Source Environmental Pollution 239 (2018). - ISSN 0269-7491 - p. 367 - 374.
Department(s) IMARES Onderzoeksformatie
Publication type Refereed Article in a scientific journal
Publication year 2018
Keyword(s) Anthropogenic noise - Dicentrarchus labrax - diurnal cycle - fish behaviour - Field study - Impulsive sound series - Inter-trial habituation
Abstract Aquatic animals live in an acoustic world, prone to pollution by globally increasing noise levels. Noisy human activities at sea have become widespread and continue day and night. The potential effects of this anthropogenic noise may be context-dependent and vary with the time of the day, depending on diel
cycles in animal physiology and behaviour. Most studies to date have investigated behavioural changes within a single sound exposure session while the effects of, and habituation to, repeated exposures remain largely unknown. Here, we exposed groups of European seabass (Dicentrarchus labrax) in an
outdoor pen to a series of eight repeated impulsive sound exposures over the course of two days at variable times of day/night.
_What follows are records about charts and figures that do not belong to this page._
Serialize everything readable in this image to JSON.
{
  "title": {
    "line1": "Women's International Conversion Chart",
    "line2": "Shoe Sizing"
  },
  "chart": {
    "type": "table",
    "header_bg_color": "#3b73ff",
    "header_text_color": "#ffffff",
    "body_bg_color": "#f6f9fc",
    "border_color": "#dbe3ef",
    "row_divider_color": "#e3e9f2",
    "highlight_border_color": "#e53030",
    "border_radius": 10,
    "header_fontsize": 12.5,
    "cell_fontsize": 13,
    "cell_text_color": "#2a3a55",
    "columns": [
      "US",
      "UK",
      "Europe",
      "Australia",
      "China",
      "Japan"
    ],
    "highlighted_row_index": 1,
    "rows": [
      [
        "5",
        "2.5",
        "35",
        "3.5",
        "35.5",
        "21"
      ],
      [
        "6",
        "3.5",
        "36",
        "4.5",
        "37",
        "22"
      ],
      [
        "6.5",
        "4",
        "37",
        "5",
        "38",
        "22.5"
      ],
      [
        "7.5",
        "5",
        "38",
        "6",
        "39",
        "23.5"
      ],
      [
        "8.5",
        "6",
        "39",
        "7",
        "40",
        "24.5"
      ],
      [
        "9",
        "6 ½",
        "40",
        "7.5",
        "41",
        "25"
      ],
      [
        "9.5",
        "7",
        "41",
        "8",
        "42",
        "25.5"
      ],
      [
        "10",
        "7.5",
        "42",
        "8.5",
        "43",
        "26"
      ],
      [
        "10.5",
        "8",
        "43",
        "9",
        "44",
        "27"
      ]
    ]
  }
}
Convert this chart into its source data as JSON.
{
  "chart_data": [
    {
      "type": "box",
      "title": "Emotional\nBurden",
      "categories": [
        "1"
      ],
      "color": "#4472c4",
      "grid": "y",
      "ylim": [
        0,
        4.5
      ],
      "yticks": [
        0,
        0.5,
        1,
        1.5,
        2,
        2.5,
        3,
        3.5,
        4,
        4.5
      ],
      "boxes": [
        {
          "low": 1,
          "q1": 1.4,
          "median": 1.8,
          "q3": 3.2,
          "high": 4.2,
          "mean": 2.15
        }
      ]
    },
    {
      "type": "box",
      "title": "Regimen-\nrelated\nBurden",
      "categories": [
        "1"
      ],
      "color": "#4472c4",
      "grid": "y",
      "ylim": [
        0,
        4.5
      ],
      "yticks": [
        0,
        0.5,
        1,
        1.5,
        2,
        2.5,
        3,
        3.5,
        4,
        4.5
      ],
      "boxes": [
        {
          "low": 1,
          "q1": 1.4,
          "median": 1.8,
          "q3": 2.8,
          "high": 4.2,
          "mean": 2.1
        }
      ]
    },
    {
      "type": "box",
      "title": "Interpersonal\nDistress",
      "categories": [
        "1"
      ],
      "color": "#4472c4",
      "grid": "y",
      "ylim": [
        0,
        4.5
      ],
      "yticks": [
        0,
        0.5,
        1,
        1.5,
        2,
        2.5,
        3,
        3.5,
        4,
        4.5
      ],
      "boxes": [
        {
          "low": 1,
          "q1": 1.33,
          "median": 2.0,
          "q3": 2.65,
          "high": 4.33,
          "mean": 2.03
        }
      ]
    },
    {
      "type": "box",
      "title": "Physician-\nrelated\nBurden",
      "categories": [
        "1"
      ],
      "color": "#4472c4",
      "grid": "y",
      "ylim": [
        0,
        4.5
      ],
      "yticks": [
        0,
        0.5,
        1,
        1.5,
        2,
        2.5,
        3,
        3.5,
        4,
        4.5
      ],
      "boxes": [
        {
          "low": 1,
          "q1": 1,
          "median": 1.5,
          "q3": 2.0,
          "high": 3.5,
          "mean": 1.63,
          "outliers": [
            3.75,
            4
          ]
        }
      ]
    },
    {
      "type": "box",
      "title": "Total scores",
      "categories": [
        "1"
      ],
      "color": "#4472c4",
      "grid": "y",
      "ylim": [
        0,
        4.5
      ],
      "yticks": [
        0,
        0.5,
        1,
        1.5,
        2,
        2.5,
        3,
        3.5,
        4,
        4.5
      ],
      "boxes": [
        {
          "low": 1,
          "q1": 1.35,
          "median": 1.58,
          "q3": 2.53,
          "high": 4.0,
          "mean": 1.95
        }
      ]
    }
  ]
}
The baseline behaviour before sound exposure was different between day and night; with slower swimming and looser group cohesion observed at night. In response to sound exposures, groups increased their swimming speed, depth, and cohesion; with a greater effect during the night. Furthermore, groups also showed inter-trial habituation with respect to swimming depth. Our findings suggest that the impact of impulsive anthropogenic noise may be stronger at night than during
the day for some fishes. Moreover, our results also suggest that habituation should be taken into account for sound impact assessments and potential mitigating measures.